What’s it going to take to get the U.S. Supreme Court to hear another case related to our right to keep and bear arms? The nation’s high court recently passed on taking the Jackson case out of the 9th Circuit Court of Appeals—a case brought by the California Rifle & Pistol Association and the NRA that challenges Bay Area gun storage laws that require firearms to be locked up and unavailable for self-defense unless you’re actually wearing them in your home.That means while you’re in the shower, or asleep in bed, you have to be strapped for self-defense or else forgo the option of defending yourself with a gun stored nearby.

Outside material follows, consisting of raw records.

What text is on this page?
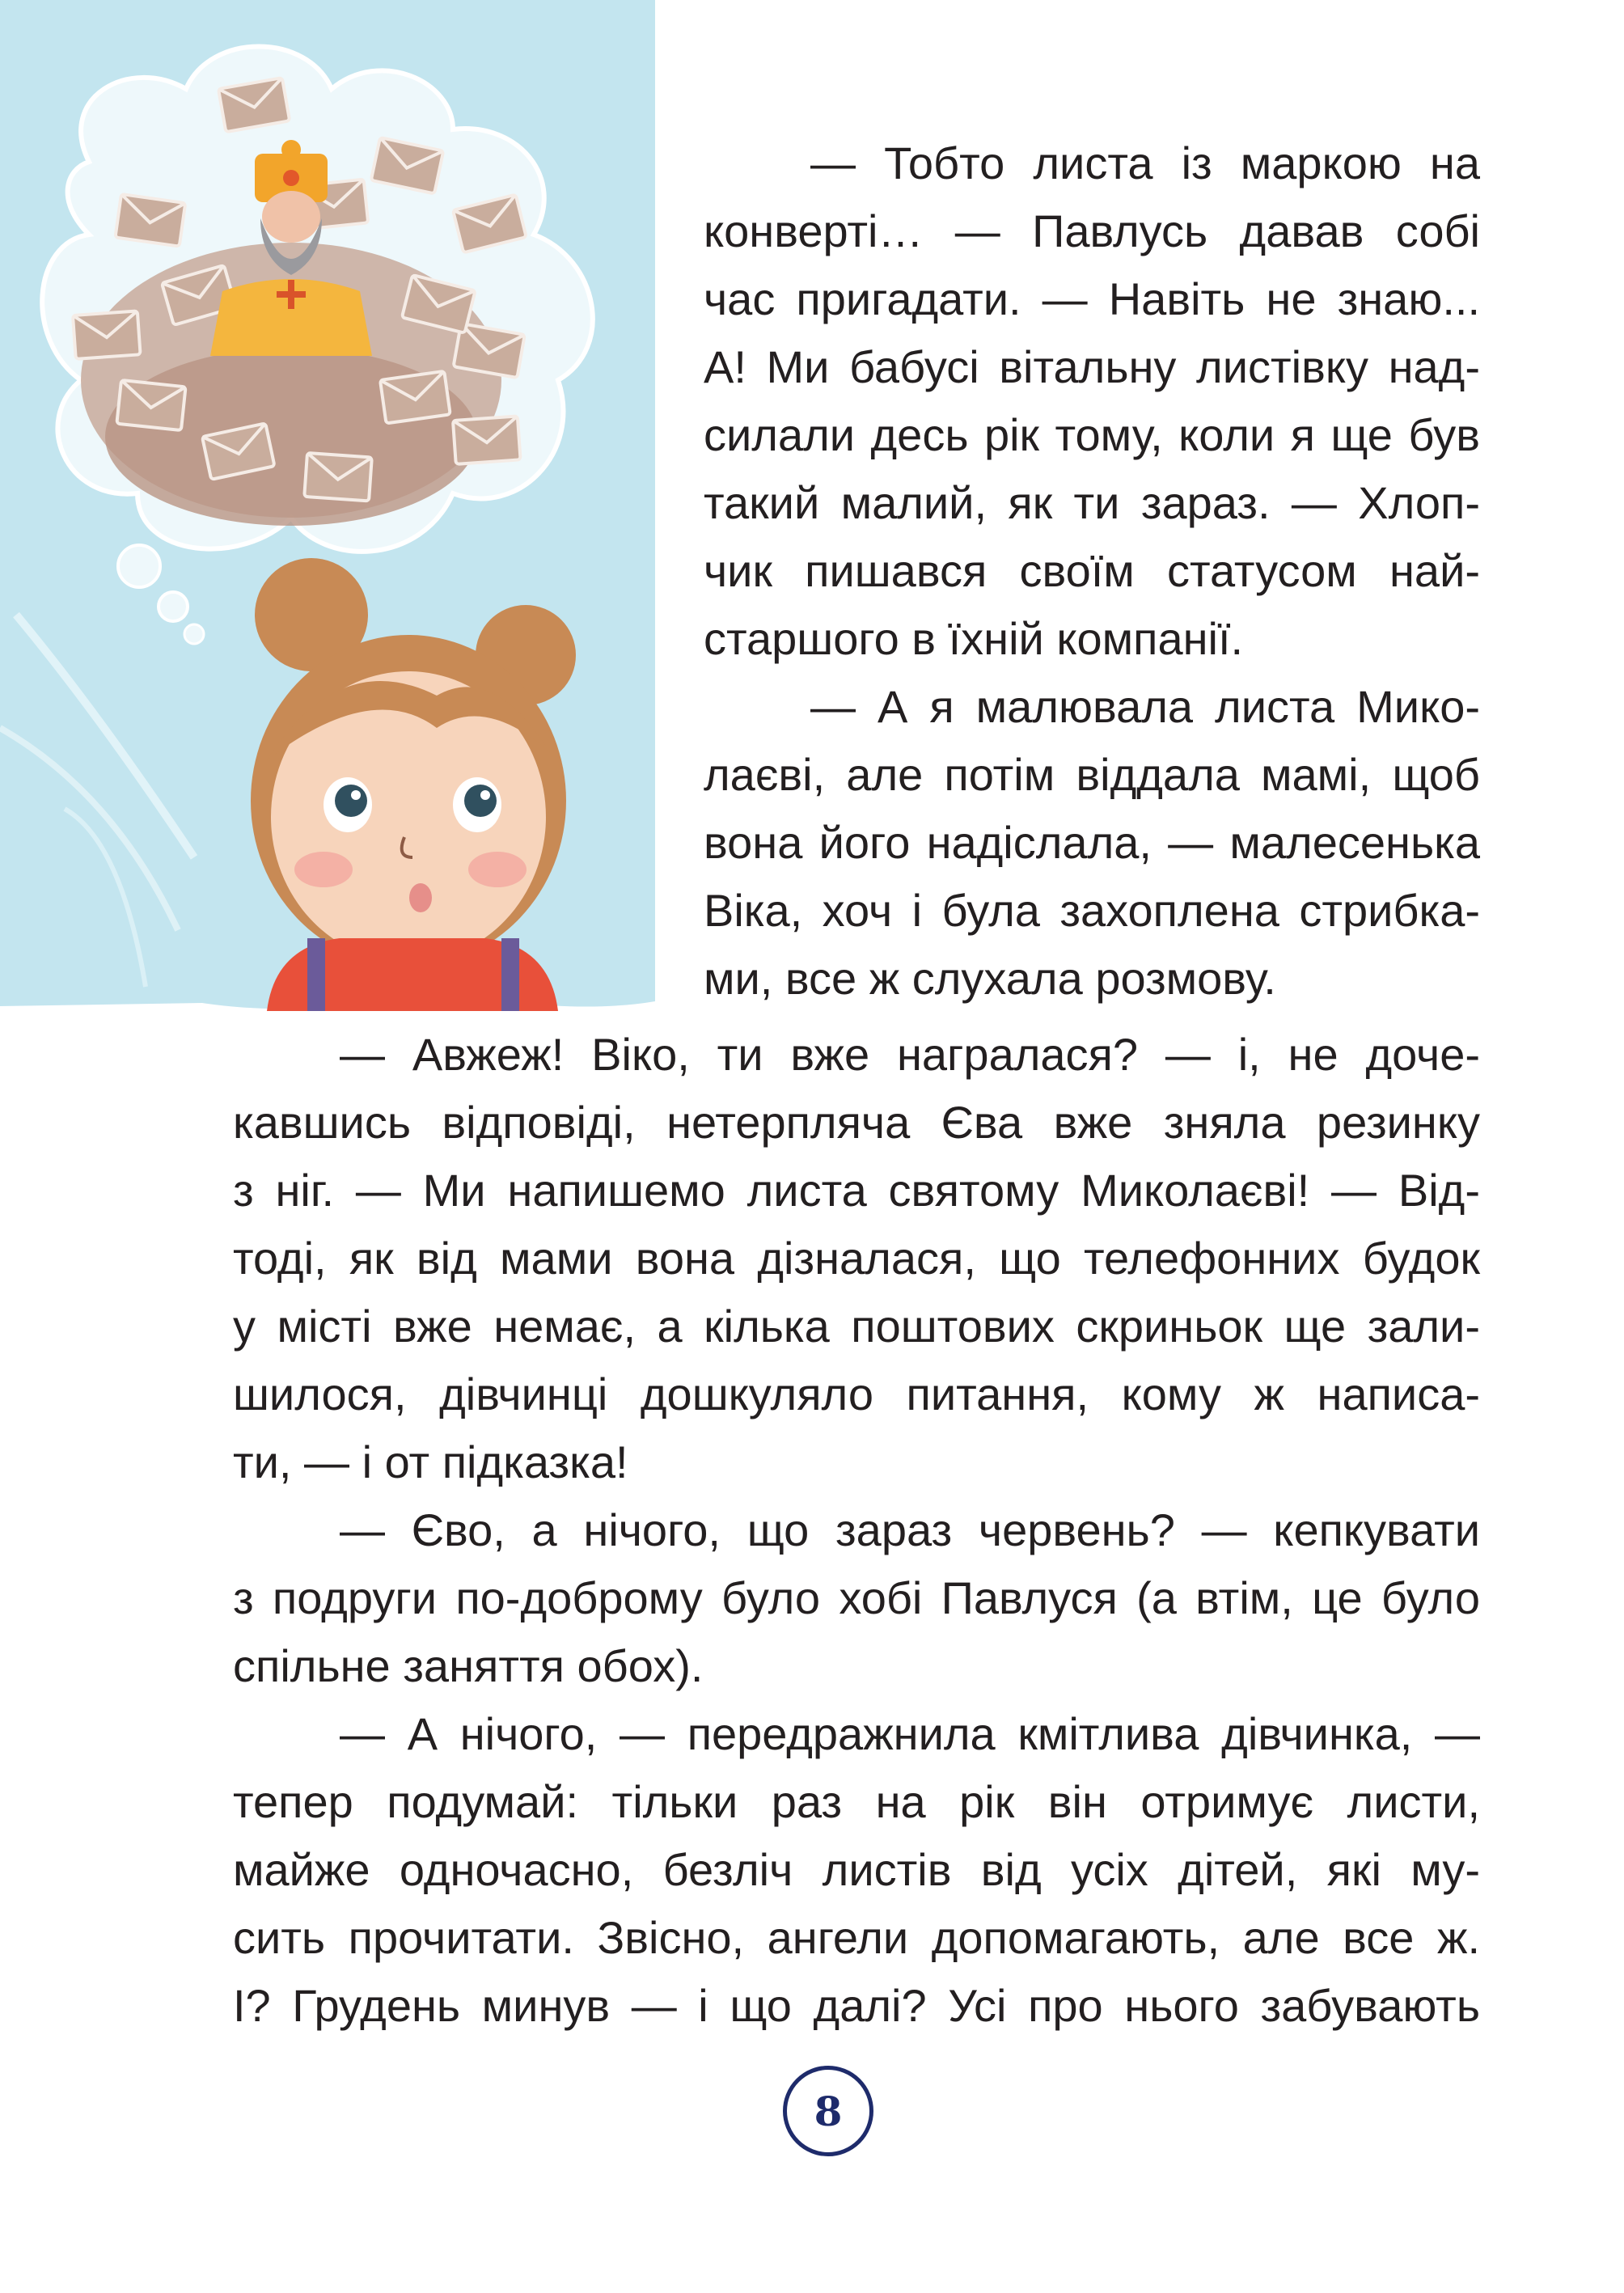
— Тобто листа із маркою на
конверті… — Павлусь давав собі
час пригадати. — Навіть не знаю...
А! Ми бабусі вітальну листівку над-
силали десь рік тому, коли я ще був
такий малий, як ти зараз. — Хлоп-
чик пишався своїм статусом най-
старшого в їхній компанії.

— А я малювала листа Мико-
лаєві, але потім віддала мамі, щоб
вона його надіслала, — малесенька
Віка, хоч і була захоплена стрибка-
ми, все ж слухала розмову.

— Авжеж! Віко, ти вже награлася? — і, не доче-
кавшись відповіді, нетерпляча Єва вже зняла резинку
з ніг. — Ми напишемо листа святому Миколаєві! — Від-
тоді, як від мами вона дізналася, що телефонних будок
у місті вже немає, а кілька поштових скриньок ще зали-
шилося, дівчинці дошкуляло питання, кому ж написа-
ти, — і от підказка!

— Єво, а нічого, що зараз червень? — кепкувати
з подруги по-доброму було хобі Павлуся (а втім, це було
спільне заняття обох).

— А нічого, — передражнила кмітлива дівчинка, —
тепер подумай: тільки раз на рік він отримує листи,
майже одночасно, безліч листів від усіх дітей, які му-
сить прочитати. Звісно, ангели допомагають, але все ж.
І? Грудень минув — і що далі? Усі про нього забувають

8
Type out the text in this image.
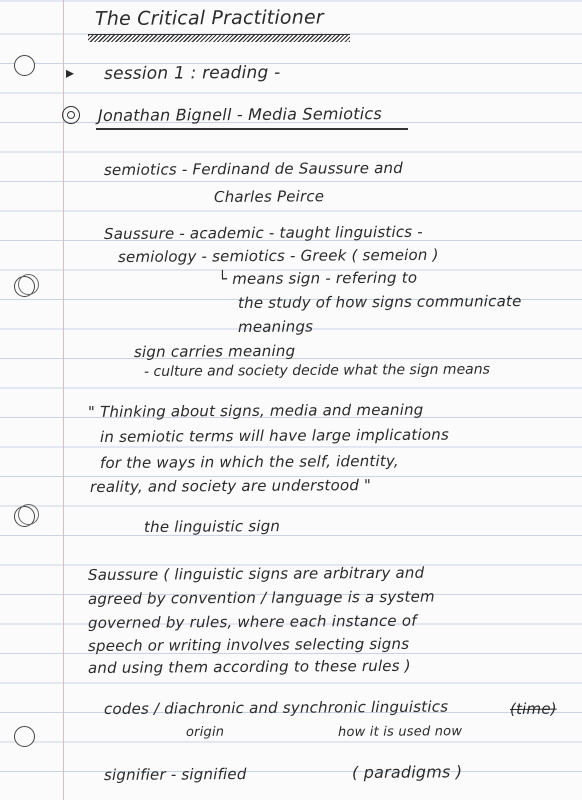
The Critical Practitioner

▸ session 1 : reading -

Jonathan Bignell - Media Semiotics

semiotics - Ferdinand de Saussure and

Charles Peirce

Saussure - academic - taught linguistics -

semiology - semiotics - Greek ( semeion )

└ means sign - refering to

the study of how signs communicate

meanings

sign carries meaning

- culture and society decide what the sign means

" Thinking about signs, media and meaning

in semiotic terms will have large implications

for the ways in which the self, identity,

reality, and society are understood "

the linguistic sign

Saussure ( linguistic signs are arbitrary and

agreed by convention / language is a system

governed by rules, where each instance of

speech or writing involves selecting signs

and using them according to these rules )

codes / diachronic and synchronic linguistics	(time)

origin	how it is used now

signifier - signified	( paradigms )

Given the court’s decision in Heller striking down a very similar gun storage provision, it’s a little surprising to see the Supreme Court pass on taking this case. But the justices haven’t touched a high-profile Second Amendment case since the McDonald decision struck down Chicago’s handgun ban in 2010. Justice Clarence Thomas’ dissent—joined by Justice Antonin Scalia—in not taking the San Francisco case hints that other justices didn’t see it as ripe for review, given that there is not yet a split in the Courts of Appeals regarding gun storage laws like the ones in San Francisco. But as the dissent points out, the Supreme Court has heard other “splitless decisions involving alleged violations of other constitutional rights.”
In his dissent, Thomas reiterated the words of the Heller decision, that “[a] constitutional guarantee subject to future judges’ assessments of its usefulness is no constitutional guarantee at all.” Unfortunately, at least in this case, the Supreme Court’s inaction guarantees that law-abiding gun owners in San Francisco will be, for all practical purposes, disarmed in their home when they are most vulnerable.